- ars longa, vita brevis -
hipócrates
Olá a todos. Tudo bem com vocês? Felizes? Eu cá ando a ler uma coisa que se chama "Uma história da Felicidade". No comboio as pessoas pensam que é um livro de auto-ajuda, mas não é. Acho que aquelas capas para livros - algumas em tecido às flores - são uma coisa horrível. Mas compreendo, agora, que os japoneses as usem (se bem que num sentido diferente daquele pelo qual se usam aqui . aqui usamos porque "é fofinho..."): a leitura é algo pessoal. Este livro "Uma história da Felicidade", fala daquilo que ao longo dos tempos se entendeu por felicidade. Primeiro, e para os gregos, ser feliz era ter uma vida longa, ver os filhos e netos crescerem, e ser um cidadão da pólis, cumpridor das suas dinâmicas. Para os romanos, que assistiram a momentos muito mais sanguinários que os gregos, ser feliz era sobreviver às limpezas partidárias, era o falo de Pompeia (de facto, se a vida tinha um limite tão apertado, convinha vivê-la tirando partido dos prazeres do corpo).

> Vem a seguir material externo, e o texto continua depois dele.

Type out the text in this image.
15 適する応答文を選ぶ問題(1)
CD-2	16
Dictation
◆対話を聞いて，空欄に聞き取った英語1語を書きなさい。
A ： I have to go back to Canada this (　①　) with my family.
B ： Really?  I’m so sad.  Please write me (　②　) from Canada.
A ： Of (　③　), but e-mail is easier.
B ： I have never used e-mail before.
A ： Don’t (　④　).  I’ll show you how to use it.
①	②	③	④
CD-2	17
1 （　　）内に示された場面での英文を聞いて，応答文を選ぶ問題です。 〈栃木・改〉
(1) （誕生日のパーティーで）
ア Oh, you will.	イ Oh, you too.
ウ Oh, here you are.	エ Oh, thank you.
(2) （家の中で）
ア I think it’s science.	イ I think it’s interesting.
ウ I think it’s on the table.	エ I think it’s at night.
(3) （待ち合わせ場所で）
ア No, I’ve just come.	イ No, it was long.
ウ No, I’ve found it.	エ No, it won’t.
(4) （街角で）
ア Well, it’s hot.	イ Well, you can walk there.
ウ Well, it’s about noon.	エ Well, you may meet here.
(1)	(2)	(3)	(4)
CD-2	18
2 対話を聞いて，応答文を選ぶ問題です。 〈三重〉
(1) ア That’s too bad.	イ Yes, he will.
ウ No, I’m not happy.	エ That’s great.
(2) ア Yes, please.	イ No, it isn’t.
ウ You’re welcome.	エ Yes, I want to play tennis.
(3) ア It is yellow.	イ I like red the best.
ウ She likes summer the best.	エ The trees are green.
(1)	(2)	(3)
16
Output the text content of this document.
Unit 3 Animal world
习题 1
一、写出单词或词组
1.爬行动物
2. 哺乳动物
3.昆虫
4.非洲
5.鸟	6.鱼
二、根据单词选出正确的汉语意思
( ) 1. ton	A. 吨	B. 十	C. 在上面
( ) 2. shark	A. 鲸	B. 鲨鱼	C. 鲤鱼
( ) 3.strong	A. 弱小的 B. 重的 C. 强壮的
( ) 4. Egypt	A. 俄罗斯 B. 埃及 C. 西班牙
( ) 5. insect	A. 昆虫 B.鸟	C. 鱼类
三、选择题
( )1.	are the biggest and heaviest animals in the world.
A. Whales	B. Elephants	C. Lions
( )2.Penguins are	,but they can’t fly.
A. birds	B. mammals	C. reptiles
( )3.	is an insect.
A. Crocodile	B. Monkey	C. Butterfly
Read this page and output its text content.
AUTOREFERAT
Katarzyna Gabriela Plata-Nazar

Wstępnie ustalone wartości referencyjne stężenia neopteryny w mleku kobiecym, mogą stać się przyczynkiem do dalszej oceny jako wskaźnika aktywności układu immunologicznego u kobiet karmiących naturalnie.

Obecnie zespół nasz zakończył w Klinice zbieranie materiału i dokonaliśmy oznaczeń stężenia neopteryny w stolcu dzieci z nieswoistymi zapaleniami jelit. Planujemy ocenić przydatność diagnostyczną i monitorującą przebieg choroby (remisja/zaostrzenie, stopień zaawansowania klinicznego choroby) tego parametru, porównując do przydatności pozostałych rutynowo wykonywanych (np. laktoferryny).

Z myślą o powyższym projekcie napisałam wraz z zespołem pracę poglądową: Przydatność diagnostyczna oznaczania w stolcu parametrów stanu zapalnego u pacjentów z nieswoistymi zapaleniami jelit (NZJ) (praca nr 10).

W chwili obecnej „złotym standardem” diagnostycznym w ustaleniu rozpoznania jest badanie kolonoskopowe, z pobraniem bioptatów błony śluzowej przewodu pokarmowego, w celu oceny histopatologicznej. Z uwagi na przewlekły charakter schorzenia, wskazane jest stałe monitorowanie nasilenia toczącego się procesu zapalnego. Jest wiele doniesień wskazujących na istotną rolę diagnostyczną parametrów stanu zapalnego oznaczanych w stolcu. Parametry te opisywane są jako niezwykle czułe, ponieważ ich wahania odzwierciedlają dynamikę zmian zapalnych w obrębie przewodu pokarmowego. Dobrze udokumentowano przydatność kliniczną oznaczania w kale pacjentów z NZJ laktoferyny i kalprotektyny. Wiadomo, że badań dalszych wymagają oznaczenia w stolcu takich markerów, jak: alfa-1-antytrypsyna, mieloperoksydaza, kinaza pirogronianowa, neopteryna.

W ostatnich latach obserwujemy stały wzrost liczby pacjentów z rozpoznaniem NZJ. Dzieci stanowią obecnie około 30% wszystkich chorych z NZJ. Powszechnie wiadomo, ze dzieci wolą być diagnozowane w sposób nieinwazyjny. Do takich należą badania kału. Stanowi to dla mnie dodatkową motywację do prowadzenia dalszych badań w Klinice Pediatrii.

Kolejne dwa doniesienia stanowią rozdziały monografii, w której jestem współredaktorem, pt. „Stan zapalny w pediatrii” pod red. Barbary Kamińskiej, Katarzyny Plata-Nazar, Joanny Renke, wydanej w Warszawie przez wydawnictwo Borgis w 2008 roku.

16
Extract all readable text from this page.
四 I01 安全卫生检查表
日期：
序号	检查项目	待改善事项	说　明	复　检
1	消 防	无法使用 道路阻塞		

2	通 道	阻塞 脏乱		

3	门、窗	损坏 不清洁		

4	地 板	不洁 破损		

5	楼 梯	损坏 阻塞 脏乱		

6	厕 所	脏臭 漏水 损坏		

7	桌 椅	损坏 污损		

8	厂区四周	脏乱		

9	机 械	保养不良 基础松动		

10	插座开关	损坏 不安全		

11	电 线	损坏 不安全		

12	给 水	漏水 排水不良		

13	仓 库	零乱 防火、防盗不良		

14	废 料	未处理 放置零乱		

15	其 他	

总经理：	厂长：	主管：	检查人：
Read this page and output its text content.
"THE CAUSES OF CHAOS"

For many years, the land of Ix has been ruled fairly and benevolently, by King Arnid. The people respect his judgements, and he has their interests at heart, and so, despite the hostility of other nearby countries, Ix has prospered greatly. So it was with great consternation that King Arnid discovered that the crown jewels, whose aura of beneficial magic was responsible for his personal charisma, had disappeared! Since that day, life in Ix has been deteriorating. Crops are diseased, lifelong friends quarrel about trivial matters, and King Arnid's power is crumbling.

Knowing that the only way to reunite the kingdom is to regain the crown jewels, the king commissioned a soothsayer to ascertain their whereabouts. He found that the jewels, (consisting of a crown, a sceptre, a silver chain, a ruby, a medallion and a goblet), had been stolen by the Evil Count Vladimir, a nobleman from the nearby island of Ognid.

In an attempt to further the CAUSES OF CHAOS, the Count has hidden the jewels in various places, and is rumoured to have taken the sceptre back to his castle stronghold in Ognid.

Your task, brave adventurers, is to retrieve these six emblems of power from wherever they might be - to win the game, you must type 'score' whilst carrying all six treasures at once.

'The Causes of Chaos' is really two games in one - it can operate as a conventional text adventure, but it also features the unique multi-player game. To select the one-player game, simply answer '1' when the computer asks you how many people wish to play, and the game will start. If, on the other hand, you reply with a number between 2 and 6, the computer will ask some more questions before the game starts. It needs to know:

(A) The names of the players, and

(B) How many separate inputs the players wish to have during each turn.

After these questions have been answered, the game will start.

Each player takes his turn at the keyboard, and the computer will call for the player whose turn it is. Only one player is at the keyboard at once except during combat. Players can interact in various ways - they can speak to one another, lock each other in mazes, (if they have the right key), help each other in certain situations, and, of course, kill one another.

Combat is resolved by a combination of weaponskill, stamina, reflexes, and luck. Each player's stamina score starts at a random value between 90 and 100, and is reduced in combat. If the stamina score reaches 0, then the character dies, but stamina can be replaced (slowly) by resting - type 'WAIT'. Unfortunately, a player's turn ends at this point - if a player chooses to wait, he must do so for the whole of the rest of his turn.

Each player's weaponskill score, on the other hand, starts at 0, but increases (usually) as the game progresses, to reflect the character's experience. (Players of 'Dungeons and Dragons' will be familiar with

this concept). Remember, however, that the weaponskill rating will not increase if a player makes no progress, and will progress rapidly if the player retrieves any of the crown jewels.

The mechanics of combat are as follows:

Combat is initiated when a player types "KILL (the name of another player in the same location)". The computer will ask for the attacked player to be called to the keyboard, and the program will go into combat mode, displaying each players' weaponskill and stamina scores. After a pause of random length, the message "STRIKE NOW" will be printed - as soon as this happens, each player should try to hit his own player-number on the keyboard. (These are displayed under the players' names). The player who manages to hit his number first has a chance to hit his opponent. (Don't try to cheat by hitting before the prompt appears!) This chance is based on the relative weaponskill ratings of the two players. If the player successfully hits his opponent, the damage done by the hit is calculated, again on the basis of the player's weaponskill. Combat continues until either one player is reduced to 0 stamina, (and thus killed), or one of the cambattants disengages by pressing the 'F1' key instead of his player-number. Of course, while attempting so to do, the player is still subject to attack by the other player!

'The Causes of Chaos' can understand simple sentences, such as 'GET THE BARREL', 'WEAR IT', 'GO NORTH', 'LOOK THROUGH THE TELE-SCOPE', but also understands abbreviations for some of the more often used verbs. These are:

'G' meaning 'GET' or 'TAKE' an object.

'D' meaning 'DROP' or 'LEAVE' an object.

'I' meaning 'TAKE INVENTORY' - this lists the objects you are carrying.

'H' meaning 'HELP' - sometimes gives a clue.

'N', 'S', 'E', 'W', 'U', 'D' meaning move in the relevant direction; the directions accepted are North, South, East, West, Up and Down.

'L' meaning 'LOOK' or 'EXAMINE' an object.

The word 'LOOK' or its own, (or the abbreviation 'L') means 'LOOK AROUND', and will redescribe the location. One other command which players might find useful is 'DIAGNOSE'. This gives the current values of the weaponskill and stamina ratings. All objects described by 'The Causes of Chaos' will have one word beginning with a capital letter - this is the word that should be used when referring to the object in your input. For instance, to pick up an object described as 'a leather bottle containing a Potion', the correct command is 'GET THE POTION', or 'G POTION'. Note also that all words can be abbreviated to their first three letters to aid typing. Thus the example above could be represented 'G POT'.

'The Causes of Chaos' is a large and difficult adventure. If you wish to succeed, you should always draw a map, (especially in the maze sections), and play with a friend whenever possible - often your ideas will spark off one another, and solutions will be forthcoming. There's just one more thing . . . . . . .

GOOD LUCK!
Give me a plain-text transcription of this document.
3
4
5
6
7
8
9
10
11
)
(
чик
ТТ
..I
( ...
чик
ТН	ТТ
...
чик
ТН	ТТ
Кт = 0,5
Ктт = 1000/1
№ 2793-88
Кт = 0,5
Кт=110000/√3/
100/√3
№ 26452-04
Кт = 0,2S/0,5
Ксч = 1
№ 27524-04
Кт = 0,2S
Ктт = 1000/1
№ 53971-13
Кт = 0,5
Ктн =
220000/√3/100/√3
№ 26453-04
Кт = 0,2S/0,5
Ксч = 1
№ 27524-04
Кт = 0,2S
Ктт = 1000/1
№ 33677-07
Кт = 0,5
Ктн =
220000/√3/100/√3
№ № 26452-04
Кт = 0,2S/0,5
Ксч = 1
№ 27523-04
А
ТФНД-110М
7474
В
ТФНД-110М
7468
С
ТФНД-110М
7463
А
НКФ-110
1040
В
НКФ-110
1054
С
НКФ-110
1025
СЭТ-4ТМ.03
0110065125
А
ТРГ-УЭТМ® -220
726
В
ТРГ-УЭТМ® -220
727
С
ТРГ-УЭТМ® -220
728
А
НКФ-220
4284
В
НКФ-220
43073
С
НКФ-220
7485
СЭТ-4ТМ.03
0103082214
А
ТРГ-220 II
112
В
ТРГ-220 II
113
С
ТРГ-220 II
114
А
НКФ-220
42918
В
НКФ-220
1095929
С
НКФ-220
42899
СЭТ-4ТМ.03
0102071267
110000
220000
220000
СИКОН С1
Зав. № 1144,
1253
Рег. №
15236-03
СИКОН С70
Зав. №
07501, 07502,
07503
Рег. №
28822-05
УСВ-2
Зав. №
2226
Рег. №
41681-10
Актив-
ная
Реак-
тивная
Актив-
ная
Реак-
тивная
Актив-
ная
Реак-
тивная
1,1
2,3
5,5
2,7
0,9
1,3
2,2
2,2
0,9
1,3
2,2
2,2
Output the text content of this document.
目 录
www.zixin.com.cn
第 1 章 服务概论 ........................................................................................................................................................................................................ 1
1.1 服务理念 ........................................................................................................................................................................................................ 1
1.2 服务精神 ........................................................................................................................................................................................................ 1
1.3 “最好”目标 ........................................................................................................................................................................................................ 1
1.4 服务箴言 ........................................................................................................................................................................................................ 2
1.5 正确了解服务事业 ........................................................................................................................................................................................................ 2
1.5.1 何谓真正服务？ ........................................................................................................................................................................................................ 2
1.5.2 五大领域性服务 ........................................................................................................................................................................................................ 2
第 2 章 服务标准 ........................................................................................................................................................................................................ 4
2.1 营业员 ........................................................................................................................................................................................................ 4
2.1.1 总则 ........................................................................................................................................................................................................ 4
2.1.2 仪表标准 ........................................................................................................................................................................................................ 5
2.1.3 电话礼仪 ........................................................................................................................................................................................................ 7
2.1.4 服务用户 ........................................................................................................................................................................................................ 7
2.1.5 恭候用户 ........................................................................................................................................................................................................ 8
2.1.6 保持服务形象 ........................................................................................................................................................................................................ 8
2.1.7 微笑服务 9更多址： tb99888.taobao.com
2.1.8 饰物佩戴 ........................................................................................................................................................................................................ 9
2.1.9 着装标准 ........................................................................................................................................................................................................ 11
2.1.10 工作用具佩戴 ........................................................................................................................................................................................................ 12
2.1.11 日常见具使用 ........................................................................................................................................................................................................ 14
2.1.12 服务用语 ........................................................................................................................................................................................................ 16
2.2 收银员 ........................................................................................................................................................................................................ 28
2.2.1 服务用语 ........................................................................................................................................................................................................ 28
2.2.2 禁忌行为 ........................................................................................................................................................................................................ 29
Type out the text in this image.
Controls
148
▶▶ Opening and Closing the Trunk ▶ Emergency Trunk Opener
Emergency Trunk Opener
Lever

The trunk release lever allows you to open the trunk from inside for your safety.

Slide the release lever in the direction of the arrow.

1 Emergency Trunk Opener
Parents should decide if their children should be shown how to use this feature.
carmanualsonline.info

Com o cristianismo, e até por oposição a esta visão imediata da felicidade, optou-se pela via contrária: optou-se pelo ascetismo e pela fuga à mundaneidade para se chegar mais perto do divino. Até ao século XVII foi assim: mesmo quando os diferentes filósofos abriam mais o campo de acção do Homem e o seu papel no alcance da felicidade, a felicidade continuava a ser o divino. Só com a Reforma Protestante, que deslocou do divino para o humano o ónus da felicidade, é que a separação entre felicidade e religião, entre deus e felicidade começou a nascer. No século XVIII isso vai ao limite com o povo (a mais baixa classe social que até aí não tinha direitos como esses), essencialmente, a reivindicar o seu direito à felicidade.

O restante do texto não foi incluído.